I started “Through the Eyes of the Artist” over 26 years ago. It was originally funded by a grant from the Cleveland Museum of Art to help bring art into the lives of school children. The program was designed for children in grades K- 4, but “Through the Eyes of the Artist” eventually evolved into a lecture program for people of all ages interested in uncovering the fascinating details of the lives and works of some of our most renowned and influential artists.
For the past 26 years, I have trained over 400 Art Docents, and delivered art history lectures in schools, libraries and community education centers in the Cleveland area. After we were transferred to the East Coast, I expanded the program into the Rhode Island and Massachusetts communities where we lived.
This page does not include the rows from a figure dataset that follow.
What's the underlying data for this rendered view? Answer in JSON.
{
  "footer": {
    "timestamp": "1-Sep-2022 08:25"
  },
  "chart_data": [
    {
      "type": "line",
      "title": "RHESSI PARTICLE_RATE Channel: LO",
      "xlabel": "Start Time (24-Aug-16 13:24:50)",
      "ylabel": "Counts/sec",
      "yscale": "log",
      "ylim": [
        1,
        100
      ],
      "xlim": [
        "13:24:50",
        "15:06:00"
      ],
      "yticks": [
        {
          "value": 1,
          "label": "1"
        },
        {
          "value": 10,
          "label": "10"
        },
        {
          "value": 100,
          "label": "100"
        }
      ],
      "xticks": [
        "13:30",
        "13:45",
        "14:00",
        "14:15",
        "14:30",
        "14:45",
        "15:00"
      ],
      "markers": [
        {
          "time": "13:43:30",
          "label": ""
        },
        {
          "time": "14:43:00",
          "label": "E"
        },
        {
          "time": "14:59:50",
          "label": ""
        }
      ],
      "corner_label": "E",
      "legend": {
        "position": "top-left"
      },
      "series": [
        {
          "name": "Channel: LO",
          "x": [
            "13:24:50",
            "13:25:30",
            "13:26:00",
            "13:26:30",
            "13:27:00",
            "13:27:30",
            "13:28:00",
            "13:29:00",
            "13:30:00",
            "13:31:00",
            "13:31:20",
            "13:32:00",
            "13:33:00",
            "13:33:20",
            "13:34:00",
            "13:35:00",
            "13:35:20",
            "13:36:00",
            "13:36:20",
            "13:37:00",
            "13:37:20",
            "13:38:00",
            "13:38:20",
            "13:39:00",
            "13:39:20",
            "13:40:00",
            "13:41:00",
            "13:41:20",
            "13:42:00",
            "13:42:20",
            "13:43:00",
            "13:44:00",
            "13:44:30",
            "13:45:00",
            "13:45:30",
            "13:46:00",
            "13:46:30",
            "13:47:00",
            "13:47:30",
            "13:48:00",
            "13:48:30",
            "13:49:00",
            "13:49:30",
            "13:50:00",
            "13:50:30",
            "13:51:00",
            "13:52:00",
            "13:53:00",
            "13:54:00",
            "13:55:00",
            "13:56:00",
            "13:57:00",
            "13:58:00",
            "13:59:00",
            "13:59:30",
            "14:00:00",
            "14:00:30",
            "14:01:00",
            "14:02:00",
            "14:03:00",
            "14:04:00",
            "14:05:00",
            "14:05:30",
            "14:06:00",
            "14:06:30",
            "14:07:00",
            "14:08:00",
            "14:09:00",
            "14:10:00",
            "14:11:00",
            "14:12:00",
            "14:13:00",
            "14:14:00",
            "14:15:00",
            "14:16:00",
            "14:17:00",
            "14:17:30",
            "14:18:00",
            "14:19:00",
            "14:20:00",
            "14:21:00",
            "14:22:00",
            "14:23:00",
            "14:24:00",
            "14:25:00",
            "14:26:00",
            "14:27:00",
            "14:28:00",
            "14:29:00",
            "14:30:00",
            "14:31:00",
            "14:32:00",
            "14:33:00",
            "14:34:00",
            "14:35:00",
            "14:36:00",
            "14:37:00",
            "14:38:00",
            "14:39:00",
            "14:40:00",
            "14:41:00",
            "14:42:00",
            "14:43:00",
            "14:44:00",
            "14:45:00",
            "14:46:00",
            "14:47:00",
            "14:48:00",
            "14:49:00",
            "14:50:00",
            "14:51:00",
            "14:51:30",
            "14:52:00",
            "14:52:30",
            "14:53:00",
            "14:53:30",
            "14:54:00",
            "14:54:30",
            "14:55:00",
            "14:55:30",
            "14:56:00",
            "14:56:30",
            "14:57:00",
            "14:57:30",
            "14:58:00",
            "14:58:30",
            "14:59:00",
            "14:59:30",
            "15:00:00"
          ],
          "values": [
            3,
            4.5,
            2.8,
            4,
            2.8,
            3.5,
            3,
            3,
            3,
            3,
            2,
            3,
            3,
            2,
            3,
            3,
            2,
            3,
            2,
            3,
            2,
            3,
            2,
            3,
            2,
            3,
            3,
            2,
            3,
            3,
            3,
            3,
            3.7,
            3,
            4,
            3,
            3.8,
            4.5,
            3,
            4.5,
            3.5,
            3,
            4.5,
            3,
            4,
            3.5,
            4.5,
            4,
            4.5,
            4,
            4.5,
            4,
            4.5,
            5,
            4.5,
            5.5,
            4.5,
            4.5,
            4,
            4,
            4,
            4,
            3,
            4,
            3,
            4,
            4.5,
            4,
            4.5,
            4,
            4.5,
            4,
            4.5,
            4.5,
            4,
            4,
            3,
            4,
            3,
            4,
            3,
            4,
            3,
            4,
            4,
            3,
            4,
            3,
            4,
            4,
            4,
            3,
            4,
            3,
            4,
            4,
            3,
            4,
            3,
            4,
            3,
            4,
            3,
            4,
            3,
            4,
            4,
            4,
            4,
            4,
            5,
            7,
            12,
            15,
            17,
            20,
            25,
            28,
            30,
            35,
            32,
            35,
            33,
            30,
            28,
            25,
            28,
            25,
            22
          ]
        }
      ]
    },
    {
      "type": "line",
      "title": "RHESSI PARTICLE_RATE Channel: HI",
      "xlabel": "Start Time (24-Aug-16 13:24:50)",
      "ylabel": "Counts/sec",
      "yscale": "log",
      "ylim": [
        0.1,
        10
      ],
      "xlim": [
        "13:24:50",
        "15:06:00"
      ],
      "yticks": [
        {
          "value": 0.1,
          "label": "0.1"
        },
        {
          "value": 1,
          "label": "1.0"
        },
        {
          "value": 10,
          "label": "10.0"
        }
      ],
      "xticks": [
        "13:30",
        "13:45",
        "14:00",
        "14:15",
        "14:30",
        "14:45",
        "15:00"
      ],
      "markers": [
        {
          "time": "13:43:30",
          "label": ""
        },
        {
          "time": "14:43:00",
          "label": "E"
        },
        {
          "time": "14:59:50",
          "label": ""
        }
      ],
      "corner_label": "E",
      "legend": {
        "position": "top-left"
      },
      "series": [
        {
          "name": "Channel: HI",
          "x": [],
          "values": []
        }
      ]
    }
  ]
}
I believe that it is only by learning about the artists that we can begin to understand the meaning that is communicated to us through their artwork. And through this discovery, we get an insight into the experience of human existence, we realize that we share a common thread, identify with the artist, and appreciate even more the value of their work. Every work of art is incomplete in itself. When we enjoy art, we extend it. We improve it. And we make it our own. I hope I can inspire you to enjoy art even more.
A French film director, Catherine Aventurier, took notice of one of my many Through the Eyes of the Artist Lectures YouTube lectures posted on Hudson Library's website, and contacted me to see if I would be interested in being a part of a documentary about the relationship between Mary Cassatt and Edgar Degas.
I was sent to Paris in August 2017 for the interview and filming. The finished documentary has been translated with English subtitles and it is truly a work of art, beautifully combining images and music intertwined with interviews with a psychiatrist, a well known author and art historians as well as actors portraying the artists! The finished product details the deep and sincere friendship between two colleagues. Mary Cassatt, the feminist, and Edgar Degas, the misogynist.
A very well known Paris art museum – Musee Jaquemart - Andre saw the documentary at the Paris Premier and incorporated it into a special exhibit dedicated to Mary Cassatt. Although she is very popular in the U.S., Mary Cassatt is hardly known in France. This is the very first time a retrospective of her work will be featured in a Paris museum! The exhibit will run in Paris from March 9 - July 23, 2018. The National Gallery in Washington, Museum of Fine Arts in Boston, the Philadelphia Museum of Art and the Metropolitan Museum of Modern Art are among the galleries loaning Mary Cassatt paintings to the Paris museum for this event. Rarely exhibited together, these works will be gathered in Paris for the first time, displayed alongside clips of our documentary. It is advertised as the largest exhibit of Mary Cassatt in the world. Even the Wall Street Journal wrote an article in March about this exhibit and how France is rediscovering Mary Cassatt !
The far-reaching scope of Hudson Library is astounding. They managed to connect the outside world to our wonderful community. We have reached so many people in the community with the art history lectures, and even more people in the world with their website! I’ve had calls from many people around the US, as well as Venezuela, Istanbul and Spain with requests to be involved in additional cultural programs, documentaries, films, television programs and podcasts.